Le président russe, Vladimir Poutine, lors des célébrations nationales de la journée « des défenseurs de la patrie » à Moscou, le 23 février 2022. ALEXEI NIKOLSKY / AP

L’effort diplomatique semble avoir vécu. Après des mois de tensions autour de l’Ukraine, le président russe, Vladimir Poutine, a choisi, lundi 21 février, de reconnaître les deux territoires séparatistes faisant partie de la région du Donbass – la « République populaire de Louhansk » et la « République populaire de Donetsk » – et a annoncé l’envoi de son armée en appui.

Pour les Occidentaux, l’heure est désormais aux sanctions graduelles contre Moscou. Quelle forme prendront ces représailles ? Quelles conséquences peuvent-elles avoir sur la Russie ? Ces mesures peuvent-elles, par effet de ricochet, pénaliser les Européens ?

Pourquoi utiliser l’arme des sanctions économiques ?

L’Ukraine ne fait pas partie de l’Organisation du traité de l’Atlantique nord (OTAN), une alliance politico-militaire dont les membres s’engagent à se protéger mutuellement en cas d’attaque. Une intervention directe de l’Alliance atlantique sur le territoire ukrainien n’est donc pas envisageable. Concrètement, plusieurs pays fournissent du matériel militaire à Kiev, mais aucun n’enverra de troupes combattre sur son sol. Les sanctions économiques constituent un autre levier d’action pour faire pression sur le président russe, Vladimir Poutine.

Quelles sont les sanctions annoncées contre la Russie ?

Les Etats membres de l’Union européenne (UE) ont immédiatement condamné les décisions prises par le chef du Kremlin. Ils ont aussi traduit sans tarder leur colère en actes, en annonçant une première série de sanctions qui devait entrer en vigueur mercredi.

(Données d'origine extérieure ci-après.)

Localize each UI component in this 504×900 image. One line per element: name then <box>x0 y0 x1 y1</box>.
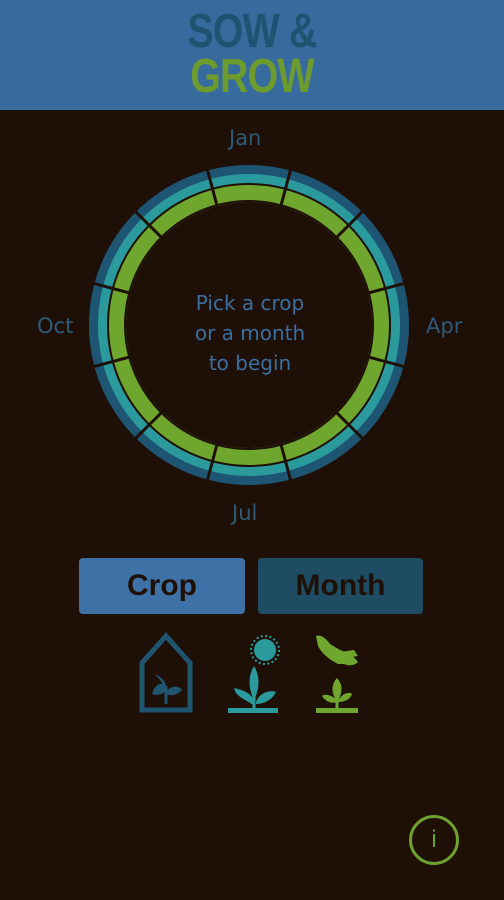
app-header: SOW & GROW <box>0 0 504 110</box>
crop-button[interactable]: Crop <box>79 558 245 614</box>
center-prompt-line-2: or a month <box>194 321 306 345</box>
month-label-apr: Apr <box>426 314 463 338</box>
center-prompt-line-3: to begin <box>208 351 292 375</box>
month-label-oct: Oct <box>37 314 74 338</box>
center-prompt-line-1: Pick a crop <box>195 291 305 315</box>
info-button[interactable]: i <box>409 815 459 865</box>
logo-text-bottom: GROW <box>190 50 314 103</box>
sun-sprout-icon[interactable] <box>226 630 286 716</box>
calendar-wheel[interactable]: Jan Apr Jul Oct Pick a crop or a month t… <box>0 120 504 540</box>
hand-planting-icon[interactable] <box>310 630 370 716</box>
month-label-jan: Jan <box>229 126 262 150</box>
month-button[interactable]: Month <box>258 558 423 614</box>
greenhouse-sprout-icon[interactable] <box>136 630 196 716</box>
center-prompt: Pick a crop or a month to begin <box>150 288 350 378</box>
logo-text-top: SOW & <box>187 5 317 58</box>
month-label-jul: Jul <box>232 501 258 525</box>
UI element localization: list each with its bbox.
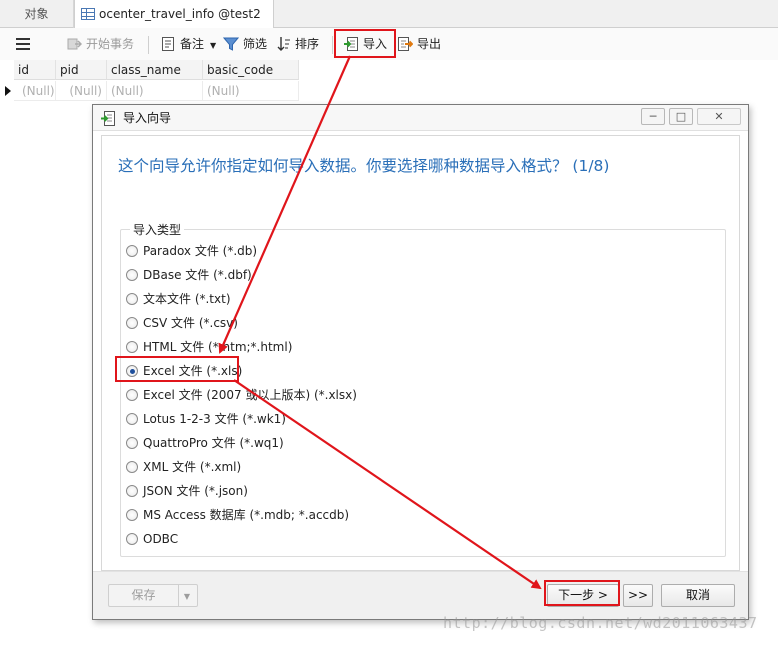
radio-icon[interactable] — [126, 317, 138, 329]
option-label: Lotus 1-2-3 文件 (*.wk1) — [143, 412, 286, 426]
option-lotus[interactable]: Lotus 1-2-3 文件 (*.wk1) — [126, 410, 286, 428]
dropdown-arrow-icon[interactable]: ▼ — [179, 586, 195, 607]
option-label: CSV 文件 (*.csv) — [143, 316, 238, 330]
column-header-class-name[interactable]: class_name — [107, 60, 203, 80]
export-icon — [397, 36, 414, 52]
toolbar-divider — [332, 36, 333, 54]
filter-icon — [222, 36, 240, 52]
option-label: MS Access 数据库 (*.mdb; *.accdb) — [143, 508, 350, 522]
option-paradox[interactable]: Paradox 文件 (*.db) — [126, 242, 257, 260]
option-json[interactable]: JSON 文件 (*.json) — [126, 482, 248, 500]
cancel-button[interactable]: 取消 — [661, 584, 735, 607]
export-label: 导出 — [417, 37, 442, 51]
maximize-icon[interactable]: □ — [669, 108, 693, 125]
dialog-titlebar[interactable]: 导入向导 ─ □ ✕ — [93, 105, 748, 131]
radio-icon[interactable] — [126, 461, 138, 473]
memo-label: 备注 — [180, 37, 205, 51]
option-label: JSON 文件 (*.json) — [143, 484, 248, 498]
filter-button[interactable]: 筛选 — [222, 33, 268, 55]
sort-button[interactable]: 排序 — [277, 33, 319, 55]
option-label: QuattroPro 文件 (*.wq1) — [143, 436, 284, 450]
column-header-pid[interactable]: pid — [56, 60, 107, 80]
watermark: http://blog.csdn.net/wd2011063437 — [443, 614, 758, 632]
begin-transaction-label: 开始事务 — [86, 37, 135, 51]
minimize-icon[interactable]: ─ — [641, 108, 665, 125]
option-csv[interactable]: CSV 文件 (*.csv) — [126, 314, 238, 332]
dialog-title: 导入向导 — [123, 111, 172, 125]
table-icon — [81, 8, 95, 20]
option-xml[interactable]: XML 文件 (*.xml) — [126, 458, 241, 476]
radio-icon[interactable] — [126, 533, 138, 545]
wizard-heading: 这个向导允许你指定如何导入数据。你要选择哪种数据导入格式？ (1/8) — [118, 157, 610, 175]
close-icon[interactable]: ✕ — [697, 108, 741, 125]
option-ms-access[interactable]: MS Access 数据库 (*.mdb; *.accdb) — [126, 506, 349, 524]
sort-icon — [277, 36, 291, 52]
toolbar-divider — [148, 36, 149, 54]
filter-label: 筛选 — [243, 37, 268, 51]
radio-icon[interactable] — [126, 413, 138, 425]
radio-icon[interactable] — [126, 509, 138, 521]
transaction-icon — [66, 36, 83, 52]
memo-button[interactable]: 备注 ▼ — [160, 33, 216, 55]
dialog-footer: 保存 ▼ 下一步 > >> 取消 — [93, 571, 748, 619]
menu-icon[interactable] — [16, 38, 30, 50]
table-cell[interactable]: (Null) — [203, 81, 299, 101]
next-button-highlight-box — [544, 580, 620, 606]
radio-icon[interactable] — [126, 485, 138, 497]
table-cell[interactable]: (Null) — [107, 81, 203, 101]
option-odbc[interactable]: ODBC — [126, 530, 178, 548]
excel-option-highlight-box — [115, 356, 239, 382]
option-label: HTML 文件 (*.htm;*.html) — [143, 340, 293, 354]
tab-bar: 对象 ocenter_travel_info @test2 (l... — [0, 0, 778, 49]
import-wizard-icon — [101, 111, 115, 126]
option-label: Excel 文件 (2007 或以上版本) (*.xlsx) — [143, 388, 357, 402]
option-label: 文本文件 (*.txt) — [143, 292, 231, 306]
wizard-page: 这个向导允许你指定如何导入数据。你要选择哪种数据导入格式？ (1/8) 导入类型… — [101, 135, 740, 571]
option-quattropro[interactable]: QuattroPro 文件 (*.wq1) — [126, 434, 284, 452]
radio-icon[interactable] — [126, 269, 138, 281]
option-excel-xlsx[interactable]: Excel 文件 (2007 或以上版本) (*.xlsx) — [126, 386, 357, 404]
column-header-id[interactable]: id — [14, 60, 56, 80]
option-label: XML 文件 (*.xml) — [143, 460, 242, 474]
radio-icon[interactable] — [126, 341, 138, 353]
column-header-basic-code[interactable]: basic_code — [203, 60, 299, 80]
radio-icon[interactable] — [126, 245, 138, 257]
current-row-indicator-icon — [5, 86, 11, 96]
save-button[interactable]: 保存 ▼ — [108, 584, 198, 607]
table-cell[interactable]: (Null) — [56, 81, 107, 101]
memo-icon — [160, 36, 176, 52]
radio-icon[interactable] — [126, 389, 138, 401]
option-label: DBase 文件 (*.dbf) — [143, 268, 252, 282]
tab-table[interactable]: ocenter_travel_info @test2 (l... — [74, 0, 274, 49]
last-page-button[interactable]: >> — [623, 584, 653, 607]
option-text[interactable]: 文本文件 (*.txt) — [126, 290, 231, 308]
import-type-label: 导入类型 — [130, 221, 185, 238]
import-highlight-box — [334, 29, 396, 58]
tab-objects[interactable]: 对象 — [0, 0, 74, 28]
option-label: ODBC — [143, 532, 179, 546]
radio-icon[interactable] — [126, 437, 138, 449]
radio-icon[interactable] — [126, 293, 138, 305]
option-dbase[interactable]: DBase 文件 (*.dbf) — [126, 266, 252, 284]
option-label: Paradox 文件 (*.db) — [143, 244, 258, 258]
sort-label: 排序 — [295, 37, 320, 51]
dropdown-arrow-icon[interactable]: ▼ — [210, 41, 216, 50]
begin-transaction-button[interactable]: 开始事务 — [66, 33, 134, 55]
export-button[interactable]: 导出 — [397, 33, 441, 55]
option-html[interactable]: HTML 文件 (*.htm;*.html) — [126, 338, 292, 356]
save-button-label: 保存 — [109, 585, 179, 606]
table-cell[interactable]: (Null) — [14, 81, 56, 101]
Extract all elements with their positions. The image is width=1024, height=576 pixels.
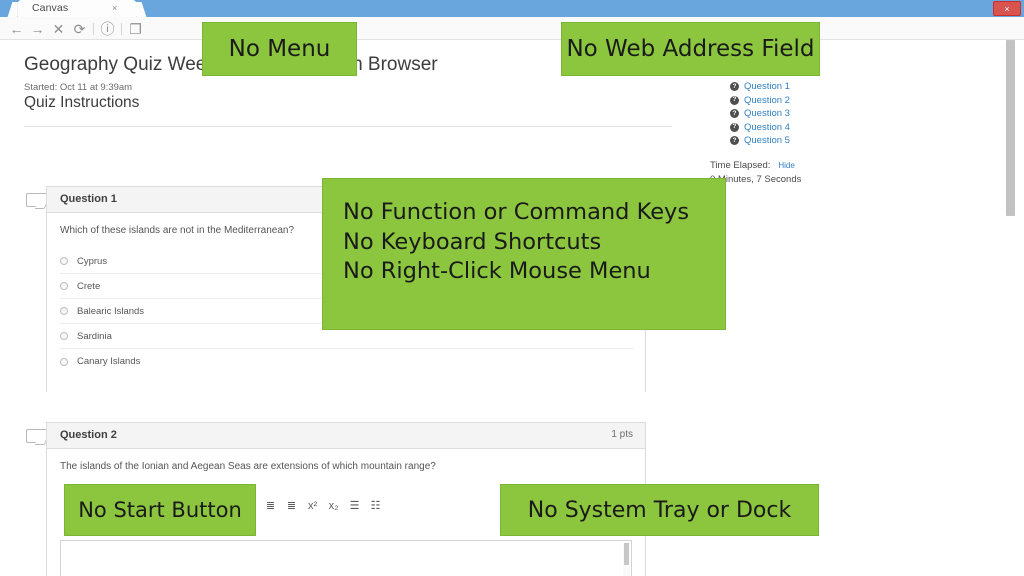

Ces représailles visent d’une part des responsables politiques russes – désormais interdits de visa dans l’UE, où leurs avoirs seront gelés – et d’autre part des banques impliquées dans le financement des séparatistes prorusses – qui ne pourront plus émettre ou échanger des obligations sur les marchés européens. L’UE privilégie une approche graduelle et garde en réserve d’autres mesures pour faire face à une éventuelle escalade du conflit.

L’Allemagne a porté le coup le plus symbolique : le chancelier Olaf Scholz a annoncé mardi suspendre l’autorisation de Nord Stream 2. Achevé en novembre 2021, ce gazoduc, qui doit acheminer du gaz russe en Allemagne via la mer Baltique, n’a pas encore été mis en service.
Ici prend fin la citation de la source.